You must have a javascript-enabled browser and javacript and stylesheets must be enabled to use some of the functions on this site.
 
        

 

Spectral index and band setting for aerosol remote sensing over land

Richard Santer(1) and Jérome Vidot(1)

(1) Université du Littoral, 32 avenue Foch, 62 930, France

Abstract

Aerosol remote sensing over land is based on the use of pixels covered by vegetation. Because of the absorption of the photosynthesis pigments, these pixels (DDV, Dense Dark Vegetation) are quite dark in the blue and in the red. The DDV pixels are selected by a spectral index, the ARVI (Atmospheric Resistant Vegetation Index). ARVI combined spectral bands at 440 nm, 670 nm and 865 nm after a Rayleigh correction.

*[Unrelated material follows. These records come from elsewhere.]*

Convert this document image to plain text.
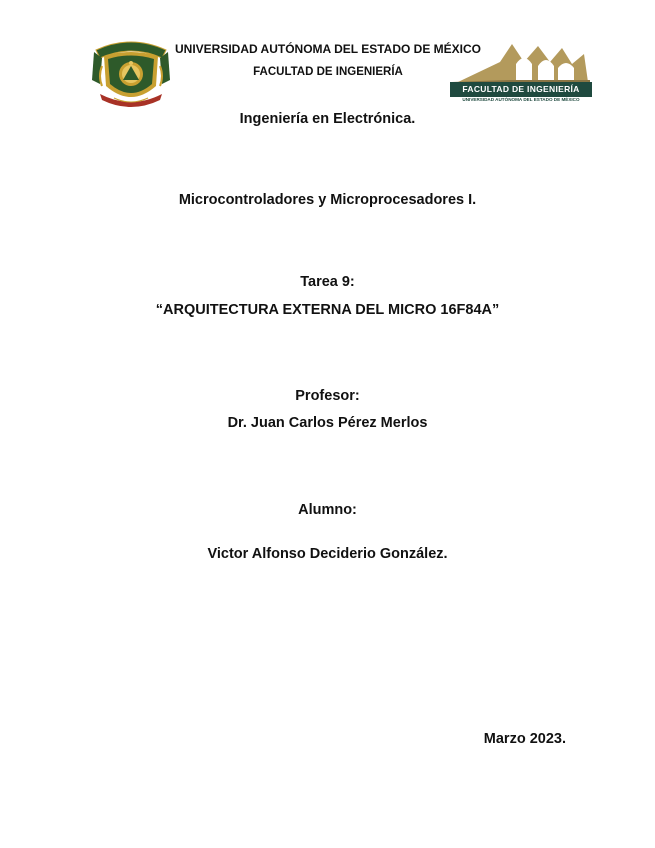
UNIVERSIDAD AUTÓNOMA DEL ESTADO DE MÉXICO
FACULTAD DE INGENIERÍA
FACULTAD DE INGENIERÍA
UNIVERSIDAD AUTÓNOMA DEL ESTADO DE MÉXICO
Ingeniería en Electrónica.
Microcontroladores y Microprocesadores I.
Tarea 9:
“ARQUITECTURA EXTERNA DEL MICRO 16F84A”
Profesor:
Dr. Juan Carlos Pérez Merlos
Alumno:
Victor Alfonso Deciderio González.
Marzo 2023.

In parallel to this measured ARVI, the MERIS surface reflectance model refers to a theoretical ARVI (TARVI). TARVI is computed both with standard values of the DDV reflectances and outputs of a radiative transfer code which account for the aerosol scattering with a standard aerosol model (continental model and 23 km for the horizontal visibility). The resistance of the TARVI to different aerosol models is first studied and, second, the impacts of the uncertainties of the TARVI on the aerosol product are evaluated. Alternatively to the ARVI, we can use the good MERIS spectral coverage of the red edge to define another spectral index, the MTCI is one of them. By using a small spectral range in the red-NIR, we expect to reduce the impact of the atmospheric effect. Aerosols are remote sensed at 440 nm and 670 nm. If the DDV reflectance appears to be quite well defined at 440 nm, it is not the case at 670 nm. The extraction of the aerosol signature at 670 nm combines this disadvantage with the reduction of the aerosol scattering with wavelength. Alternatively, 412 nm and 490 nm can be used and we explore this alternative. To do so, we first have to generate new look up tables and make algorithm modifications. Comparison between the initial algorithm and this new one is done on MERIS images for which we have a data set of ground based measurements.